Des mots tels que flexibilité, mobilité, vivacité, élasticité, potentiel cinétique, locomotion, contre-latéral et ipsilatéral, monoplainer et pratique minoritaire s’invitent sans discontinuer dans la conversation. De nombreux termes anglais aussi, parce qu’il crée et se produit souvent à l’étranger. À Avignon, il a été l’interprète des sentiments intérieurs instables de l’acteur français Scali Delpeyrat dans La Rose en céramique (2018). Vantournhout parle de ce spectacle comme d’un mariage forcé, parce que ses deux protagonistes ont été réunis alors qu’ils ne se connaissaient pas. Le résultat est cependant fascinant.

Le danseur non seulement exécute les mouvements doublés, mais il est aussi la projection, comme une sorte d’ange, de ce à quoi aspire son partenaire. La pièce n’a été jouée qu’une seule fois ; la volonté de la reprendre est bien là, mais le temps manque.

Le sportif de haut niveau qu’était jadis Vantournhout continue à s’entraîner sérieusement. Outre deux fois une demi-heure de musculation par semaine, il pratique régulièrement le yoga Iyengar, le tai-chi, ou encore les arts martiaux. Sa vie n’est pourtant pas si stricte, car il veut pouvoir relever chaque défi.

Dans Red Haired Men (2018), quatre hommes mêlent danse, cirque, acrobatie et théâtre. Illusion de la disparition et humour dominent cette production et emplissent la grande salle. Vantournhout voulait réaliser un spectacle de danse contemporaine qui puisse toucher tout le monde. Les écoliers aussi, par exemple, à qui l’on impose souvent de s’asseoir dans une salle et qu’il veut donc laisser regarder un spectacle sans imposer au préalable un mode d’emploi théorique. Sur la centaine de représentations qu’il donne par an, il en réserve donc une ou deux aux écoles. Une pratique encore exceptionnelle en danse – le secteur ne souhaite pas non plus le faire davantage, car, avec quatre danseurs sur scène, Red Haired Men est déjà un spectacle coûteux.

Durant l’été 2019, Alexander Vantournhout crée Screws. Un coup dans le mille. Cette performance réunit trois acrobates, une danseuse (avec qui il a également réalisé le court métrage Snakearms) et Alexander Vantournhout en personne. Plusieurs scènes brèves s’enchaînent, chacune dans un décor différent.

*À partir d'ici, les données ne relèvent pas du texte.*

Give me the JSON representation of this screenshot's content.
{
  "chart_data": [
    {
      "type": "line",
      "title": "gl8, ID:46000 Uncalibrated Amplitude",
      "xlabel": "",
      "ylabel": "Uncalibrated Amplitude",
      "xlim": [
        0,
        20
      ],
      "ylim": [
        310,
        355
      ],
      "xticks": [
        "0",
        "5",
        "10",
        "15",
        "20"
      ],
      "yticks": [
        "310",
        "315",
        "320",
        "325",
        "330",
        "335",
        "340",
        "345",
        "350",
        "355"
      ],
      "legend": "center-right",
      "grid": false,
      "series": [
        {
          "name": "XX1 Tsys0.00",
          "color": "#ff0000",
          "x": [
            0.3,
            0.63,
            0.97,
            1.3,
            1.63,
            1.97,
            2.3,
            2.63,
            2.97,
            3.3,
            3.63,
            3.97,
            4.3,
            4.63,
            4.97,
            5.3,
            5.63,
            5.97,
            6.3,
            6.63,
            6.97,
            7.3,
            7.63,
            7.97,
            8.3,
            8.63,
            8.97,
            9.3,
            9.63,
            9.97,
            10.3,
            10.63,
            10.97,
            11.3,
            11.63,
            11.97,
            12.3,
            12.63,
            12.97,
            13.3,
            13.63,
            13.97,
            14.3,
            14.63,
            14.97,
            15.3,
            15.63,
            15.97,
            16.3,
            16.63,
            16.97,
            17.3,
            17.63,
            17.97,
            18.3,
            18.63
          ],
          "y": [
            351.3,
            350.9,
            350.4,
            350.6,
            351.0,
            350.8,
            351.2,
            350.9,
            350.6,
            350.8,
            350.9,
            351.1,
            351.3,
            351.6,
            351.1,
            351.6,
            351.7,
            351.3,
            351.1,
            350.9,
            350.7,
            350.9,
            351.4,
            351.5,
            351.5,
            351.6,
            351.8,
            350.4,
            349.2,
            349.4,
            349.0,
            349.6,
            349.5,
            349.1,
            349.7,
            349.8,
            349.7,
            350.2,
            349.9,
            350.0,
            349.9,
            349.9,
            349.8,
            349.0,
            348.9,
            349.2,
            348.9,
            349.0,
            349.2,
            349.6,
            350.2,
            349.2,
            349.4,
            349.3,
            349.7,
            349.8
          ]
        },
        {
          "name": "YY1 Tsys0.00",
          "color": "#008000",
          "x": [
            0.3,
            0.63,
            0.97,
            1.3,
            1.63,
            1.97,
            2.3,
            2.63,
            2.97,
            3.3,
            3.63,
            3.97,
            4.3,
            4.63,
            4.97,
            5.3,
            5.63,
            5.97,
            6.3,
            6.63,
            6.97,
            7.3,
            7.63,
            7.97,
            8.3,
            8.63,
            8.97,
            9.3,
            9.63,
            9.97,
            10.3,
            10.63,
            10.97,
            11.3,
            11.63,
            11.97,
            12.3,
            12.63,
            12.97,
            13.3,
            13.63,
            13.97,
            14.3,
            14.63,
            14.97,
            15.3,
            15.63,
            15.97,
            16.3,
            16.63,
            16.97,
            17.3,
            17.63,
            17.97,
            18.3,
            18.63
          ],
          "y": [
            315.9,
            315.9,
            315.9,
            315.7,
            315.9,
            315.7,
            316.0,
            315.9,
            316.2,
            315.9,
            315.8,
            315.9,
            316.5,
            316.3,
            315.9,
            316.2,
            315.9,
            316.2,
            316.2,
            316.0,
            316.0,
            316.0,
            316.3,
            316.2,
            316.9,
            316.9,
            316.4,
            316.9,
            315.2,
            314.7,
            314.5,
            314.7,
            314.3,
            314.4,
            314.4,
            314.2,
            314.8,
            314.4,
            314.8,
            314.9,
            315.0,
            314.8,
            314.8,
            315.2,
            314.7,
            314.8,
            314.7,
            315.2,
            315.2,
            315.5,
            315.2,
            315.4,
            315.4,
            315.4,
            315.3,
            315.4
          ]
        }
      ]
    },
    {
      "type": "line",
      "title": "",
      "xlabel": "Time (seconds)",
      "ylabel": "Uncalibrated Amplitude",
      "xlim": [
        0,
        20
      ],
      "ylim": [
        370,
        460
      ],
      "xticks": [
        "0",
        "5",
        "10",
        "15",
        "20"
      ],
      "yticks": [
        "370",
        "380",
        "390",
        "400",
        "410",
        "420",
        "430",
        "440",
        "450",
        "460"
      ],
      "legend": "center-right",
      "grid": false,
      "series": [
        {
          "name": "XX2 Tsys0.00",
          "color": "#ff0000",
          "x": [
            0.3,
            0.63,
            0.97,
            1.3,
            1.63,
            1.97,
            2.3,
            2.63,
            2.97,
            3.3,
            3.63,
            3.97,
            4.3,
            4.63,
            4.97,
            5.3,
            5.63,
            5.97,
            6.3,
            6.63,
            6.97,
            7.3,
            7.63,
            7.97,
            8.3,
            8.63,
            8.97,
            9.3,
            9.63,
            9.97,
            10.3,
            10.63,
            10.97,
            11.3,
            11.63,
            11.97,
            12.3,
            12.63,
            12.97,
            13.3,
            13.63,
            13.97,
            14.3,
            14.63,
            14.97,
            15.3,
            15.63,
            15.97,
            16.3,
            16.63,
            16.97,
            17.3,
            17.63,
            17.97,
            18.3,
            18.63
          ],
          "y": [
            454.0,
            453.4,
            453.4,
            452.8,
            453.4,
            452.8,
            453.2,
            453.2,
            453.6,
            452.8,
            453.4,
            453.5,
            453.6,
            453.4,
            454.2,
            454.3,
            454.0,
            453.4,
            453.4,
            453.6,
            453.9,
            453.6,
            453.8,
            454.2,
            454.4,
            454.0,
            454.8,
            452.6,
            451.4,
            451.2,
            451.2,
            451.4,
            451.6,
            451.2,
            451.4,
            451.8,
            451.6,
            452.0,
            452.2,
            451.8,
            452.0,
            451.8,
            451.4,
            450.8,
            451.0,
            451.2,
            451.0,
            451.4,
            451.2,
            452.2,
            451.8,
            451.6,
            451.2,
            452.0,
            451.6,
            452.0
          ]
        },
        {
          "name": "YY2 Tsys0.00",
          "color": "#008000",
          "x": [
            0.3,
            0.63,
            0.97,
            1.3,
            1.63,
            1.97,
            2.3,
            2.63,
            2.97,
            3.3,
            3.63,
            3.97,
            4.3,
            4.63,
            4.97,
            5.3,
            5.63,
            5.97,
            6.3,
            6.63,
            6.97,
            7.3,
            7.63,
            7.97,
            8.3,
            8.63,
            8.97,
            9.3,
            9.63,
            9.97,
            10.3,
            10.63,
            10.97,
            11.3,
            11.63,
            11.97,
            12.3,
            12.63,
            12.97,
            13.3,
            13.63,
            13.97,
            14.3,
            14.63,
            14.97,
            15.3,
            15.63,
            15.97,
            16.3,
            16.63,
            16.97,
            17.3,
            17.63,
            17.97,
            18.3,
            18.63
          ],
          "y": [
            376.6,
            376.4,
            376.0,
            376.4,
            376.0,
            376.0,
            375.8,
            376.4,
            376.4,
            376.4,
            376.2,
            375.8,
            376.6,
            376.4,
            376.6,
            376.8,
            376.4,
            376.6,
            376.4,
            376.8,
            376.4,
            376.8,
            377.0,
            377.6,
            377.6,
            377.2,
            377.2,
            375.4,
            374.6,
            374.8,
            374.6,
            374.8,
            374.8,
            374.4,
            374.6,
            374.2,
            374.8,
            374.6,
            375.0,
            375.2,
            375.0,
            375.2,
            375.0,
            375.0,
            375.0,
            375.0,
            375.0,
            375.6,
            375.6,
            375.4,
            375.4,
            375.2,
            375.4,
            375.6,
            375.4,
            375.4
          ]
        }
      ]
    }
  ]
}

Le spectateur doit déambuler en même temps que les interprètes, ce qui renforce merveilleusement son implication physique. Des attributs inattendus – chaussures d’alpinisme à crampons ou chaussures d’inversion (bottines munies d’un crochet pour se pendre tête en bas) – invitent les performeurs aux duos les plus absurdes. Vantournhout lui-même balance une boule de bowling comme une arme dangereuse. Numéro après numéro, les interprètes défient les lois de la gravité et les attentes prévisibles au cirque et en danse. Tout est cependant précisément calculé: Vantournhout a essayé beaucoup de choses en studio, mais il ne veut plus se faire peur aujourd’hui. Il avoue d’ailleurs être sujet au vertige.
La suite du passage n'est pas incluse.